You will get the updated decreased value. Since our target was to calculate the New Price after Discount, we had subtracted C9( actual Summer Price) and E9(calculated Discount Value), which gave us the updated decreased price.
Now for the rest of the products you can write down the formula, following the steps or can use Excel AutoFill feature.
Calculate Percentage Decrease with a Single Step
You can calculate the required percentage decrease with a single step similar to the percentage increase.
If you try to relate the concept of the methods discussed so far, hope by this time you have known the formula. Yes this time you need to,
Multiply actual value with (1- percentage)
Here we have multiplied our product’s actual price with 1 – Discount, and got the updated price.

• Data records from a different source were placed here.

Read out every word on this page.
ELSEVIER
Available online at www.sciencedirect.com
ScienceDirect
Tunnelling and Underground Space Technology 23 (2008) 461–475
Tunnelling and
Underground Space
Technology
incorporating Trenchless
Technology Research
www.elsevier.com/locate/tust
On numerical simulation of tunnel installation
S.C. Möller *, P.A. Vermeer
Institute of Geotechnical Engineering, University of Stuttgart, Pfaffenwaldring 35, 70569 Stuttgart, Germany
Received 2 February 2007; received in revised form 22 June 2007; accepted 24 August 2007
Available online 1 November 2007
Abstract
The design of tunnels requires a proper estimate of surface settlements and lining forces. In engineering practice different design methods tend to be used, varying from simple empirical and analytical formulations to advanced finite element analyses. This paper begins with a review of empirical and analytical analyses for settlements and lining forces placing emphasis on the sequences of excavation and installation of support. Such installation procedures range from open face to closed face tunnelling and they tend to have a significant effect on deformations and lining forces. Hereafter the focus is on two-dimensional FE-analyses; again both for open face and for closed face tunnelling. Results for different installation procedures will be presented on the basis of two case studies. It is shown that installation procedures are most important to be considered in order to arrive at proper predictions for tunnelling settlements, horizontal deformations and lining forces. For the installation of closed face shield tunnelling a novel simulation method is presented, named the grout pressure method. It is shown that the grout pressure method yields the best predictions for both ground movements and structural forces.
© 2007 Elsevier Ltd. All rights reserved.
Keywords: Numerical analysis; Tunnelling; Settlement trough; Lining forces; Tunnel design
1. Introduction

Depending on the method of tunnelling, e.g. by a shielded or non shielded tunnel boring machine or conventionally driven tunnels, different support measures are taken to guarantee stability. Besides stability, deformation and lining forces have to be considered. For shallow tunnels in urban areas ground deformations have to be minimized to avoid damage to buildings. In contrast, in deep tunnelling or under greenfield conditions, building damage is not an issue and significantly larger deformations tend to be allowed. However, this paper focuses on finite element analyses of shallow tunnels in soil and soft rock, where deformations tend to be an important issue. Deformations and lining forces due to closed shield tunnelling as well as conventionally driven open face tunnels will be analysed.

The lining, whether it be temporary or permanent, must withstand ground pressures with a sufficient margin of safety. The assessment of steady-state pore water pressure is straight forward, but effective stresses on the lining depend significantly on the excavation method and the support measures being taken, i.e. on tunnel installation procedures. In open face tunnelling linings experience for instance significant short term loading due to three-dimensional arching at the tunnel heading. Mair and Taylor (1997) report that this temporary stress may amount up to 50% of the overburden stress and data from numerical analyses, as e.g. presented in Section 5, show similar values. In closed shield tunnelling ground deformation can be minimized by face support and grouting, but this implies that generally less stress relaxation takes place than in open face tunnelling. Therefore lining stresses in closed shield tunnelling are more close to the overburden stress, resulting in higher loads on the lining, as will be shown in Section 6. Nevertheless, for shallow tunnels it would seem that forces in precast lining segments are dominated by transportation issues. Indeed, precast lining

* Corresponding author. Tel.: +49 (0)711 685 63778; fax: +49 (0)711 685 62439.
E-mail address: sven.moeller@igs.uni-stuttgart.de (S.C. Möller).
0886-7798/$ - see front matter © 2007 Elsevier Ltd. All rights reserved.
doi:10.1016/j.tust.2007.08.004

The concept is again similar one. When you are going to count a value decreased by 15%, it means your updated value will be (100% – 15%) of current value.
Now, feel free to write the formula for the rest of the rows or just use AutoFill. But, remember to put $ ahead the Cell Reference of B7 before using AutoFill
That’s all for today’s session. I have listed a couple of ways to calculate percentage increase or decrease in Excel. Hope you will find this helpful. Feel free to comment if anything seems hard to understand. Let me know which of the options you prefer most and why. You can also write your own way to do the task.